Semiconductor maker Texas Instruments said it would reduce 12 percent, or 3,400 jobs, of its work force through layoffs and voluntary retirements.

Meanwhile, General Motors Corp. plans to slash about 2,000 jobs at two facilities in Ohio and Michigan, while cutting production at 13 other plants in the U.S. and Canada.

Earlier this month, the automaker said its Powertrain Baltimore Transmission Plant expects to temporarily lay off all 239 of its hourly workers for a week starting Feb. 23 because of reduced demand for the company's vehicles.

Sprint Nextel said it does not know how its Maryland cell phone operations, with 668 workers, would be affected by the cuts.

Maryland has not been immune from the job losses. State officials said yesterday they received layoff notices earlier this month from several businesses. They include:

* 62 workers at bankrupt consumer electronics retailer Circuit City's Catonsville store.

* 119 at Ferris, Baker Watts offices across the state, which was bought last year by RBC Wealth Management, a division of Royal Bank of Canada.

* 147 workers at U.S. Foodservice, the Columbia-based food distributor.

Yesterday's U.S. announcements joined huge layoffs announced by companies overseas.

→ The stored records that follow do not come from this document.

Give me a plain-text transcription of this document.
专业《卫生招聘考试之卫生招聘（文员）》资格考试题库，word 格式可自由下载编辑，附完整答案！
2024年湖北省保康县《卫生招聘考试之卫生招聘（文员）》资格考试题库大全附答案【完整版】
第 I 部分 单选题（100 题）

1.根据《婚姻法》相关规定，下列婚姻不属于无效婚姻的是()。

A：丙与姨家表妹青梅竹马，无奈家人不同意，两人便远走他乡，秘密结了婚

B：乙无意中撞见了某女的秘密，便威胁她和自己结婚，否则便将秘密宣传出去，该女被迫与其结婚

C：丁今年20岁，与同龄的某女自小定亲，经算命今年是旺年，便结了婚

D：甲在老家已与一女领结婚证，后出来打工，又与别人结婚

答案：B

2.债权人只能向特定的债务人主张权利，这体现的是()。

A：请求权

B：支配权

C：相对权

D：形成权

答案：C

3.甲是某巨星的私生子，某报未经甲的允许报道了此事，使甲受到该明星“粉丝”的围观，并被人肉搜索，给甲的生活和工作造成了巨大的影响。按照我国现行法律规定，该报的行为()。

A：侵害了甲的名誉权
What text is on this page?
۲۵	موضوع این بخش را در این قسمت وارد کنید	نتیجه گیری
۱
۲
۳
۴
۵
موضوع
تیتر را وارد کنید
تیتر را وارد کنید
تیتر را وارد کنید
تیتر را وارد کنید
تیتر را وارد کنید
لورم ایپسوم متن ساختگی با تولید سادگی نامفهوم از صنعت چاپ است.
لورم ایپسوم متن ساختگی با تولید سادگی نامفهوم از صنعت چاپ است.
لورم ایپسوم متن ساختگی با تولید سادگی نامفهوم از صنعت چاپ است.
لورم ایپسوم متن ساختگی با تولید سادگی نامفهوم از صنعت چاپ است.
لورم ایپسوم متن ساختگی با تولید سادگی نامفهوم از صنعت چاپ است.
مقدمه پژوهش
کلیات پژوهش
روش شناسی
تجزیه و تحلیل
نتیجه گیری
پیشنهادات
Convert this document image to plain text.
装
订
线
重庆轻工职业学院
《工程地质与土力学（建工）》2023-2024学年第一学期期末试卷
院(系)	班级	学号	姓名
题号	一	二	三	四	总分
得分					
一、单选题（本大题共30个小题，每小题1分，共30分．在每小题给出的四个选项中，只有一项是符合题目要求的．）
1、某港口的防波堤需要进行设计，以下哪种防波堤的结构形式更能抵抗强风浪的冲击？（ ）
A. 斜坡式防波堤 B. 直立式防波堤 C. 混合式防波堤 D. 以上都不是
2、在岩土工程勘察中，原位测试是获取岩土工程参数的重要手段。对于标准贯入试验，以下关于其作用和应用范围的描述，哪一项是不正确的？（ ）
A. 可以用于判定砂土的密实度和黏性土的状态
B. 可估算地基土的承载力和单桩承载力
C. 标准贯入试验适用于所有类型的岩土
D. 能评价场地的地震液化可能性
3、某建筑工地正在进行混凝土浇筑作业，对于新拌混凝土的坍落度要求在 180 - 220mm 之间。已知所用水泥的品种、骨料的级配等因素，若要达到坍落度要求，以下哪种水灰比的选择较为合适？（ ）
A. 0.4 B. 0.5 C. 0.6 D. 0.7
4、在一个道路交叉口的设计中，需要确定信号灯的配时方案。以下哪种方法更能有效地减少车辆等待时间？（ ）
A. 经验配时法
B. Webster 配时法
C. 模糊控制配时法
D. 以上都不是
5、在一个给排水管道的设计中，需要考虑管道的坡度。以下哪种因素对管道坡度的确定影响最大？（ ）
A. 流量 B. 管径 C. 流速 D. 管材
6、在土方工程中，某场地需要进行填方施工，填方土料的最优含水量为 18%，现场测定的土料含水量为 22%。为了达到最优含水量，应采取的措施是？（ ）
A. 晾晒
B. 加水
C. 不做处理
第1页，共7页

They included 7,000 jobs at ING, the biggest Dutch financial services firm; 6,000 at consumer electronics maker Royal Philips Electronics NV; and 3,500 at Corus, the unit of India's Tata Steel Ltd., Europe's second-biggest steelmaker.

"The fact that we're seeing massive layoffs now, they believe the contraction will last for a long time and that the economy won't come back for a long time," said Pete Kyle, a finance professor at University of Maryland's Robert H. Smith School of Business and a member of Nasdaq's economic advisory board. "As you enter the recession, firms hoard labor, but when the recession gets bigger, they give up on the idea of hoarding labor and they start letting labor go."

Noting the most recent job cuts, President Barack Obama said yesterday that Congress can't delay passing an $825 billion economic recovery program.

"We owe it to each of them and to every single American to act with a sense of urgency and common purpose," he said at the White House.

"We can't afford distractions, and we cannot afford delays."

But even with the passage of a stimulus plan, economists say, the labor market will recover slowly.

"Even after the unemployment rate peaks at the end of the year to 2010, businesses will not be staffing up as quickly as they cut," Dye said. "It's going to take a while to have the confidence to start expanding payrolls."

In the meantime, economists worry about the toll on workers, who are facing not only more layoffs but reduction in other benefits, such as shorter work hours and freeze in 401(k) matches.